Human Rights Voices

While the UN devotes its human rights operations to the demonization of the democratic state of Israel above all others and condemns the United States more often than the vast majority of non-democracies around the world, the voices of real victims around the world must be heard.

China, April 22, 2010

Beijing’s Plan For National Decline

Original source

Forbes

Authorities in Puning, a county in southern Guangdong province, detained 1,377 people this month. Their crime? They were the parents or other relatives of citizens who had violated the hated one-child policy.

Population-planning officials embarked on a 20-day campaign to complete a quota of 9,559 sterilizations, by consent or by force. So doctors have been working almost around the clock to meet goals.

Yet the physicians cannot do their job until one-child violators--considered population criminals--show up. The Puning authorities have tried various techniques to round up the unwilling. They have, for instance, denied building permits to parents with too many children, and they have refused to register births, which under the Chinese system results in the denial of education and health care for the "illegal" children.

Yet the most effective technique has been the indefinite detention of relatives. "It's not uncommon for family planning authorities to adopt some tough tactics," an official with the Puning Population and Family Planning Bureau said to Global Times, a state publication. Coerced sterilization, however, is not the roughest tactic the state employs. One-child officials have, across China, resorted to forced abortions and the killing of babies just seconds old. Murder may not be state policy, but the practice is widespread, well-known and condoned. Beijing's leaders know or should know what is being done. In the top-down, unitary state they run, they are, in a real sense, responsible for the abhorrent acts committed to enforce their population decrees and laws.

Those decrees and laws are extremely unpopular--undoubtedly the most loathed in China--and make almost no sense. True, birth rates were too high in the early days of the People's Republic. Mao Zedong generally believed there should be as many Chinese in the world as possible. The pro-growth attitude meant that at one point (1970) there were 5.9 births per female. The rate, of course, was unsustainable, and Beijing's technocrats adopted a mostly voluntary "late, long, few" program to limit population growth.

The population program worked: Birth rates plummeted. Yet Mao's successor, Deng Xiaoping, instituted the one-child policy in 1979 as one of his first initiatives after assuming power. During the existence of the coercive program China's birth rate declined from 2.9 births per female to around 1.6 or 1.7 today, figures well below the replacement rate of 2.1.

Chinese leaders these days congratulate themselves for the success of this much-criticized policy, which they credit for preventing up to 300 million births. Yet the program, which remains in effect, has inevitably created demographic abnormalities that cannot be remedied for decades. As Nicholas Eberstadt of the American Enterprise Institute writes in the Far Eastern Economic Review, "These problems will compromise economic development, strain social harmony and place the traditional Chinese family structure under severe pressure; in fact, they could shake Chinese civilization to its very foundations."

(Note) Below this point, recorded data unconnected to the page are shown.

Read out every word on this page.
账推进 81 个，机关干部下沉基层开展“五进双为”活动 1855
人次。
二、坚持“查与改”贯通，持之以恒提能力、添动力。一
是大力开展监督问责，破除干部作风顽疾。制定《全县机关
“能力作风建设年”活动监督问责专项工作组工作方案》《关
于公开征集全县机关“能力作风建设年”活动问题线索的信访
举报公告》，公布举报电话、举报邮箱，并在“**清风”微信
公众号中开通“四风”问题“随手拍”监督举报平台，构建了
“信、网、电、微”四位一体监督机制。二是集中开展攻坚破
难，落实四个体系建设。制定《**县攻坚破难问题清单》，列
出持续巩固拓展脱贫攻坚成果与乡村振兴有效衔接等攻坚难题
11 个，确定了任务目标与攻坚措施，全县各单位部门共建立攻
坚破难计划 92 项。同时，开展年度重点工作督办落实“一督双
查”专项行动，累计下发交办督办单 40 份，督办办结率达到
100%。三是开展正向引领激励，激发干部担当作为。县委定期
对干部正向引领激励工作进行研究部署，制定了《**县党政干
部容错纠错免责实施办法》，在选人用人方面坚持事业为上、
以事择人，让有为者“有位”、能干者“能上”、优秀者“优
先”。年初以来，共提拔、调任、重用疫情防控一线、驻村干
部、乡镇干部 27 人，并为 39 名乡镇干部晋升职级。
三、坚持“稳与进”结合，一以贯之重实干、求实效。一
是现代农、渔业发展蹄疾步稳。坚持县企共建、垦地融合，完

And what are these foundation-shaking problems? As an initial matter, the policy, in a society that places great importance on producing male heirs, has resulted in the world's most abnormal sex ratios. The 2005 "mini-census" reported that the sex ratio at birth, expressed as the number of boys per 100 girls, was 119--when the global average was somewhere between 103 to 106. Some provinces had ratios exceeding 130. The ratio for second children may be as high as 146. In the under-20 age group, there are 32 million excess males in China today, and this imbalance, partially the product of "gendercide," has already resulted in increased prostitution, elevated HIV-infection rates and renewed trafficking in females. The Chinese demand for females is so great that they are being abducted in North Korea, Burma and Vietnam and transported to China.

At this point we don't fully understand the other implications of the skewed ratio. As Eberstadt notes, "The country's gender balance has headed off in an eerie and utterly unfamiliar direction." The absence of historical parallels has naturally given rise to many theories regarding China's future.

Yet now that demographic patterns are set, we know the working age population will level off in three years. Total population will start falling about 10 years after that, maybe 15. By 2030 at the latest, India, not China, will be the world's most populous state.

It's unlikely the consequences of rapid population decline will be good for the Chinese state. The economy will, in all probability, shrink. The country's finances will be strained as the government struggles to care for the growing ranks of the elderly. The nation's ambitions will eventually narrow. The abnormal sex ratio will create societal tensions difficult to resolve. As virtually every Chinese demographer will tell you in private, the one-child policy has long outlived its usefulness.

Beijing will keep the policy in place, however. Why? The country's already shaky one-party state is unwilling to give up the control that the population-planning apparatus makes possible. A state that maintains the ability to sterilize wayward parents in Puning can do just about anything it wants.

As long as the Communist Party enforces the policy, it is essentially guaranteeing the decline of China. Even if the state changes course now--unlikely--the demographic dividends will not be evident for at least two decades, perhaps longer.

So is this China's century? The one-child policy, by itself, ensures the answer is "no."